Gini coefficient measures the degree of income inequality. The coefficient varies between zero indicating equality and one hundred indicating inequality (Arnold, 2008). This means that in many capitalistic countries one person has all the income while others have none.. Inequality exists because people do not receive the same labour income, asset income and do not pay the same taxes. As CIA (2005) reported the coefficient was 45 in the US which is liberal state and 27 in corporatist country, Germany. The least coefficient was in Sweden, 23 which is social democratic country. In the social welfare state which advocates for equality most of the assets are owned by the state and it somehow controls wealth.
Capitalism has a tendency of causing instability especially in cases of financial crisis. The claims for capitalism differ from the classical case for a competitive market. Some theorists such as Adam Smith had argued that presence of many buyers and sellers competing with one another in the marketplace would cause wasteful resource allocations. Capitalism has been associated with innovations and many economists argue that capitalism has to generate endogenous innovations. Joseph Schumpeter argues that innovations are normally a creation of business people and they are rules embodied in the new firms. The agents of change are the entrepreneurs who come up with new ideas and invest to generate profits.
The social welfare states have some limitations. In a state where there is equality, the tax burden will be high to meet the expectations of the citizens. But it does not seem as a problem for the people of social democratic counties as labour market and taxation are balanced (Arts and Gelissen, 2002). Most welfare states are bureaucratic in that the citizens do not have much freedom since everything is being controlled by the state but the state to offer the best quality of services (ibid). It is expensive to run a social welfare state since the government can be forced to borrow to meet the demands of the people. However, the governments use that money in order to cover the socio-economic gap between poor and rich (Castles et al, 2010). Government interventions kill businesses since they don’t allow for the prices to be set by demand and supply forces but the government controls the prices. But it gives stronger role in managing welfare (Ferragina & Seeleib, 2011)

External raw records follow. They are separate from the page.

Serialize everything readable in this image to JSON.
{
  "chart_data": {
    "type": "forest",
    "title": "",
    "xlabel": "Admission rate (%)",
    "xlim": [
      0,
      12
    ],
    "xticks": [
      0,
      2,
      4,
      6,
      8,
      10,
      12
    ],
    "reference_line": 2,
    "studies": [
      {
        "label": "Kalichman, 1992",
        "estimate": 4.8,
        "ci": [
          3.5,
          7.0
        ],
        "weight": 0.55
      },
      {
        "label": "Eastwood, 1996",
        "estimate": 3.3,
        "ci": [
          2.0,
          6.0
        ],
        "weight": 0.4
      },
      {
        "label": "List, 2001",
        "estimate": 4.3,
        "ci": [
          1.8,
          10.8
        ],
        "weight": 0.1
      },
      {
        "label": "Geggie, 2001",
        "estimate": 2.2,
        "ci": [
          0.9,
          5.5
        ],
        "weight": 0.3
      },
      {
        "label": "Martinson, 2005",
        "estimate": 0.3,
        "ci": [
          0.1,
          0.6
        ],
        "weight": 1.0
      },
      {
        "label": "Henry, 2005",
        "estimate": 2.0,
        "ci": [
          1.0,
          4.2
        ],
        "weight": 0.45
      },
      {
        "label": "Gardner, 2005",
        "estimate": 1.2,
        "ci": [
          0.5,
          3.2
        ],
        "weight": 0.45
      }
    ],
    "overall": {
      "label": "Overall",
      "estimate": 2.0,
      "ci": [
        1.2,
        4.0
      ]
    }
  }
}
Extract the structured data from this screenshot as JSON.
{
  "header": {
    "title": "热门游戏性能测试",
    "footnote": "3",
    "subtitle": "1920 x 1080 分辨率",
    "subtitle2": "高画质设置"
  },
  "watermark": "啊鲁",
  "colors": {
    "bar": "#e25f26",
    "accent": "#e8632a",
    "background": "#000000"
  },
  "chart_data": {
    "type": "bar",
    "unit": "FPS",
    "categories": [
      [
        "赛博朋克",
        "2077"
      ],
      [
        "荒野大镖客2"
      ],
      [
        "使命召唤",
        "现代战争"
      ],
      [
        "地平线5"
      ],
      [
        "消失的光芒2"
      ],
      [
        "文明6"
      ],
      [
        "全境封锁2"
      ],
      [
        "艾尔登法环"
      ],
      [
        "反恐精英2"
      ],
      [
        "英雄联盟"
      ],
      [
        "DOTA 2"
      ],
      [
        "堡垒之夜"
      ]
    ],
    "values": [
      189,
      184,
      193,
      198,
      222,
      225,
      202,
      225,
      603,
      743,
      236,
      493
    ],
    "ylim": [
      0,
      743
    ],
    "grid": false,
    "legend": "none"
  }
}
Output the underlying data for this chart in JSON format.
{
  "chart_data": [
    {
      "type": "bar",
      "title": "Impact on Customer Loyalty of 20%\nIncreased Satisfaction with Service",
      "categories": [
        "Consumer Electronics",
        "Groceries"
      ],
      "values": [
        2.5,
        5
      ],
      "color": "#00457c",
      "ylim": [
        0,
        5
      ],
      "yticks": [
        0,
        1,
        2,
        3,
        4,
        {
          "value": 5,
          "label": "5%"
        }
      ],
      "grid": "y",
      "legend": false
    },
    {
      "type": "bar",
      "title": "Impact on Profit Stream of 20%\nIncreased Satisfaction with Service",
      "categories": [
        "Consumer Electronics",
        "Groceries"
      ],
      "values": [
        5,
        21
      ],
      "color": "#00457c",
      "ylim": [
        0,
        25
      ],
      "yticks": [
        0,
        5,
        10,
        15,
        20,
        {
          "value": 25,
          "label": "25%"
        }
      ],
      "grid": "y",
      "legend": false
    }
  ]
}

Although many capitalists will not agree with the conclusion is good hen a country is a social democrat than a capital democrat. The benefits of the social democratic welfares which believes in universalism is best compared to capitalist in which wealth lies in the hands of the few at the expense of others. The equal distribution of wealth and state ownership of assets as adjudicated by the Soviet Union in my opinion was the best. Though this will have been a topic of debate, forces of demand and supply should determine the prices of goods and services. This might lead to a monopolistic culture, which victimizes consumers. The social democratic welfare state believes in universalism in which all citizens are entitled to access the benefits. They believe in politics against the market. The paper concludes that it borrow some characteristics from Christian democratic state welfare, which will make this model a superb one. Countries using the two models have been economically equal unlike countries like the United States where the gap between the rich and the poor is very wide.